Received June 25,--Read November 17, 1921. | By R. A. Fisher, M.A., Fellow of Gonville and Caius College, Cambridge, Chief Statistician, Rothamsted Experimental Station, Harpenden.
The article by R. A. Fisher, titled "On the Mathematical Foundations of Theoretical Statistics," discusses the theoretical aspects of statistical methods and their applications. Fisher addresses the neglect of theoretical statistics, highlighting the need for precise definitions and clear formulations of statistical problems. He outlines three main types of statistical problems: specification, estimation, and distribution. Fisher emphasizes the importance of defining the task of the statistician, which is to reduce a large amount of data to a few quantities that represent the whole or most of the relevant information.
Fisher introduces several key concepts, including consistency, efficiency, and sufficiency. Consistency is defined as the criterion that a statistic should satisfy when calculated from the whole population. Efficiency is measured by the ratio of the intrinsic accuracy of a statistic to that of the most efficient statistic possible. Sufficiency is the criterion that a statistic should meet when no other statistic derived from the same sample provides additional information about the parameter being estimated.

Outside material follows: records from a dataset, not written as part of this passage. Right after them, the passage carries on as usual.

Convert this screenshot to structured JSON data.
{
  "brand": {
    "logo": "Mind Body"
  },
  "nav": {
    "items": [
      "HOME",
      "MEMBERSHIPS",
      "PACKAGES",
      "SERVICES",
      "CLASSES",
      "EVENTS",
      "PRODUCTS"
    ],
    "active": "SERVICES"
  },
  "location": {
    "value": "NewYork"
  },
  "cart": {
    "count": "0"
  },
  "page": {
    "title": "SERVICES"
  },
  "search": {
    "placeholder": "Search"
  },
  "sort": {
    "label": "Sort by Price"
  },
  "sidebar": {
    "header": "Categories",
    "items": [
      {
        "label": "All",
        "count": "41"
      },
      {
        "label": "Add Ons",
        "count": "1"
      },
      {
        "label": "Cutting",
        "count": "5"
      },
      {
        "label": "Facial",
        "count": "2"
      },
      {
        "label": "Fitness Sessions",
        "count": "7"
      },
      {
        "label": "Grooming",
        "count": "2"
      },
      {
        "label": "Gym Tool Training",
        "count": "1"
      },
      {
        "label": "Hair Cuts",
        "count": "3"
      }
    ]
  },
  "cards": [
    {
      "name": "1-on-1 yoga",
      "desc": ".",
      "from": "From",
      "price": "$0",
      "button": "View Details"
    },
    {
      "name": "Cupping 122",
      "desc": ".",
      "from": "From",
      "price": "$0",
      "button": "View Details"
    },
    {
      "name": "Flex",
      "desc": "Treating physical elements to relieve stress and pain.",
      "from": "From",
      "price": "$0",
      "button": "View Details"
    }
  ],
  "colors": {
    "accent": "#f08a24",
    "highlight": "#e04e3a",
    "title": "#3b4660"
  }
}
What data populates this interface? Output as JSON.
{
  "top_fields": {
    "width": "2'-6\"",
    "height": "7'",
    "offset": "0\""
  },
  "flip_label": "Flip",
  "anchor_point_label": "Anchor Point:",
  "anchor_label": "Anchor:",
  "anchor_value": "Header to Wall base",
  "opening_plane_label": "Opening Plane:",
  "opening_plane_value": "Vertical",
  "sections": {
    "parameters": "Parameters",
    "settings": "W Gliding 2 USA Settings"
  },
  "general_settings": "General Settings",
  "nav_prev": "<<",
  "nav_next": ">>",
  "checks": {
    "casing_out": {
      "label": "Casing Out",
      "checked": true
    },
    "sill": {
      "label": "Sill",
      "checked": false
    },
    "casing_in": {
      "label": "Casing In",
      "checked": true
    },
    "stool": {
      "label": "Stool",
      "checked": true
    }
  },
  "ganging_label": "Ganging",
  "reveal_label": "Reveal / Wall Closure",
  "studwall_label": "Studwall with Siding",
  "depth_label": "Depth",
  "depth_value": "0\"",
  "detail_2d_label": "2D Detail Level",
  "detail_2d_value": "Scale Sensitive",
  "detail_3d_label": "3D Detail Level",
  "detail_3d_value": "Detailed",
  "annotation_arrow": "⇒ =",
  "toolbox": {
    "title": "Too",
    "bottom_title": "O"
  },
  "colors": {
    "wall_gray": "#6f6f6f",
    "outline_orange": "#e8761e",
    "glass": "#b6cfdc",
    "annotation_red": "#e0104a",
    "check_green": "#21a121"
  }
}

Fisher also discusses the method of maximum likelihood, which involves choosing the set of parameter values that maximize the likelihood function. He contrasts this method with Bayes' theorem and inverse probability, criticizing their arbitrary assumptions and lack of rigorous mathematical foundation. Fisher provides examples to illustrate the application of these concepts, such as the correction for grouped data and the method of moments.
The article concludes with a detailed discussion of the method of maximum likelihood, emphasizing its practical utility and mathematical rigor. Fisher argues that this method provides a more reliable approach to estimating parameters from samples compared to older methods based on inverse probability.The article by R. A. Fisher, titled "On the Mathematical Foundations of Theoretical Statistics," discusses the theoretical aspects of statistical methods and their applications. Fisher addresses the neglect of theoretical statistics, highlighting the need for precise definitions and clear formulations of statistical problems. He outlines three main types of statistical problems: specification, estimation, and distribution. Fisher emphasizes the importance of defining the task of the statistician, which is to reduce a large amount of data to a few quantities that represent the whole or most of the relevant information.
Fisher introduces several key concepts, including consistency, efficiency, and sufficiency. Consistency is defined as the criterion that a statistic should satisfy when calculated from the whole population. Efficiency is measured by the ratio of the intrinsic accuracy of a statistic to that of the most efficient statistic possible. Sufficiency is the criterion that a statistic should meet when no other statistic derived from the same sample provides additional information about the parameter being estimated.
Fisher also discusses the method of maximum likelihood, which involves choosing the set of parameter values that maximize the likelihood function. He contrasts this method with Bayes' theorem and inverse probability, criticizing their arbitrary assumptions and lack of rigorous mathematical foundation. Fisher provides examples to illustrate the application of these concepts, such as the correction for grouped data and the method of moments.
The article concludes with a detailed discussion of the method of maximum likelihood, emphasizing its practical utility and mathematical rigor. Fisher argues that this method provides a more reliable approach to estimating parameters from samples compared to older methods based on inverse probability.